‘Décadence morale dans les hautes sphères de l’éducation’
“DEPUIS 6 mois, une équipe d’auditeurs examinent à la loupe les comptes de 14 des universités [américaines] les plus renommées. Ils recherchent les dépenses mises, ‘par inadvertance’, au compte du gouvernement. ‘Les dépenses illicites de ces 14 établissements représentent un montant de quelque 20,4 millions de dollars’”, disent les vérificateurs dans un rapport que publie la revue britannique New Scientist dans son numéro du 25 janvier 1992.
C’est l’année dernière que les auditeurs ont entamé leurs investigations, lorsqu’on a découvert que l’Université Stanford avait détourné quelque 25 millions de dollars de l’argent des contribuables. Cet argent avait servi à couvrir les dépenses suivantes: bouquet de fleurs quotidien pour l’appartement du président de l’université, réception de mariage, amortissement d’un yacht, cotisations pour un club de golf et frais de gestion d’un centre commercial. Tenu de s’expliquer sur ces indélicatesses, Donald Kennedy, alors président de Stanford, a déclaré qu’il éliminerait “les dépenses qui pourraient être mal interprétées par le public”; “toute confusion [serait] ainsi évitée”. Commentant cette déclaration, le Boston Herald du 1er janvier 1992 écrivait: “En d’autres termes, le problème tenait au seul fait que les gens sans instruction risquaient de ne pas comprendre les activités des plus hauts responsables de l’éducation.”
C’est à la suite de ces révélations sur Stanford que le gouvernement américain a dépêché des auditeurs dans 14 universités et que l’on a découvert les 20,4 millions de dollars de fraude. Étaient impliquées des universités prestigieuses, telles que les universités du Michigan, Johns Hopkins, Yale et Emory.
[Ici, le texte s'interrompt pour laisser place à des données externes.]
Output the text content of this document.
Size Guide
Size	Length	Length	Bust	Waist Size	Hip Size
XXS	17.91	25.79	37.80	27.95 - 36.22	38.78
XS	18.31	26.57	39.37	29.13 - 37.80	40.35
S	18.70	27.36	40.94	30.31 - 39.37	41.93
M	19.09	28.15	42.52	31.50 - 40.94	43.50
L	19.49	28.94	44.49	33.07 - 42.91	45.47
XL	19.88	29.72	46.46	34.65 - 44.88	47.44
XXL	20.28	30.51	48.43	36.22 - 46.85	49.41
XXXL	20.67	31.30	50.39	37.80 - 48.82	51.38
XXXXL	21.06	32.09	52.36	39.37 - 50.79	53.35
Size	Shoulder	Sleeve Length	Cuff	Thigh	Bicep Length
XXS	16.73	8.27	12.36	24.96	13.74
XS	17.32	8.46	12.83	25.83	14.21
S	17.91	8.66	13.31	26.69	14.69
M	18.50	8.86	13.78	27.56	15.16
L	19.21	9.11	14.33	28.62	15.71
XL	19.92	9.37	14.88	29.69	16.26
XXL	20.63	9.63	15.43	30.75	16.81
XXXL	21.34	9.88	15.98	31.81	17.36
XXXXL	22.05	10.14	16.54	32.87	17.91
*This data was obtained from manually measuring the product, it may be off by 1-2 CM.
Au nombre des dépenses soumises par les 14 établissements, on relève “des billets d’avion pour les femmes des présidents; des frais de déplacement par avion pour une réunion d’investisseurs au Grand Cañon; de nombreux billets pour des matchs de football; la location des services d’un animateur pour une réception de Noël; des cotisations pour des associations sportives universitaires et divers clubs, dont un club de voile”.
Lorsque les vérificateurs ont fait savoir qu’ils se rendraient également à l’Institut de technologie du Massachusetts (M.I.T.) et à Harvard, ces établissements ont annoncé d’importantes réductions dans leurs dépenses. Le M.I.T. a minoré de 731 000 dollars ses demandes de crédits pour la recherche; Harvard a réduit ses dépenses de 500 000 dollars; l’Université Duke a “découvert” des erreurs dans le montant des sommes qu’elle réclamait; l’Institut de technologie de Californie a décidé de ne plus faire supporter par le gouvernement les cotisations des membres de son club de golf; enfin, l’université de Pittsburgh ne se servirait plus de l’argent des contribuables pour payer des places d’opéra au président et à sa femme ou leurs billets d’avion lorsqu’ils se rendent aux îles Caïmanes.
“Cette décadence morale dépasse de beaucoup les seules questions financières, disait le Boston Herald. Ce n’est là que ce qui apparaît lorsqu’on soulève une pierre. (...) Les sommes en jeu dans les scandales financiers de Stanford et d’autres universités prestigieuses sont moins graves que la faillite morale dont ces affaires témoignent. Seules la honte publique et les réformes semblent capables de mettre un terme à ces pratiques.”